The SCAParser protocol defines two methods:

  • can_parse(data) returns True when the parser recognizes the input structure.
  • parse(data) converts raw JSON into a list of Vulnerability objects.

Auto-detection

import json
from pathlib import Path

from ca9.parsers import detect_parser

report_path = Path("report.json")
parser = detect_parser(report_path)
vulnerabilities = parser.parse(json.loads(report_path.read_text()))

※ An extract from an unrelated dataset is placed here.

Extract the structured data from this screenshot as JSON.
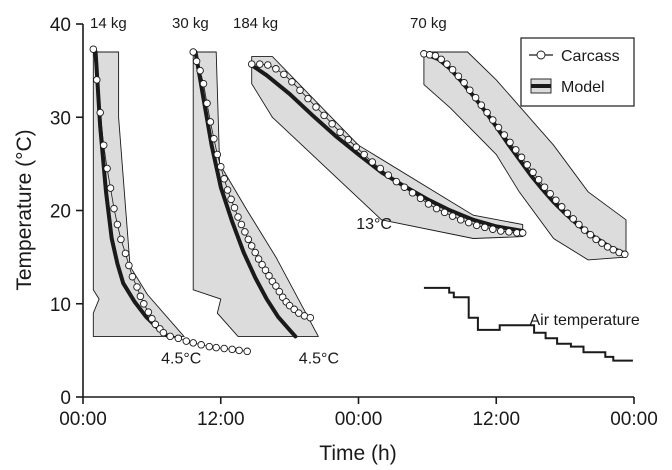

detect_parser() loads the JSON file and tries registered parser classes in order. The first parser whose can_parse() method returns True is selected.

Current registry:

_PARSERS = [SnykParser, DependabotParser, TrivyParser, PipAuditParser]

Built-in parsers

Snyk

Detects Snyk reports by checking for a vulnerabilities array in a single-project report or an array of project objects containing vulnerabilities.

Dependabot

Detects GitHub Dependabot alert exports by checking for alert objects with security_advisory and dependency fields.

Trivy

Detects Trivy JSON reports and extracts vulnerability entries from result sections.

pip-audit

Detects pip-audit JSON reports and extracts package vulnerability entries.

Adding a new parser

  1. Create src/ca9/parsers/mytool.py.
  2. Implement can_parse() and parse().
  3. Register the parser class in src/ca9/parsers/__init__.py.
from typing import Any

from ca9.models import Vulnerability


class MyToolParser:
    def can_parse(self, data: Any) -> bool:
        return isinstance(data, dict) and "my_tool_version" in data

    def parse(self, data: Any) -> list[Vulnerability]:
        results = []
        for item in data["findings"]:
            results.append(
                Vulnerability(
                    id=item["id"],
                    package_name=item["package"],
                    package_version=item["version"],
                    severity=item.get("severity", "unknown"),
                    title=item.get("title", ""),
                    description=item.get("description", ""),
                )
            )
        return results

Parser order matters because the first matching parser wins.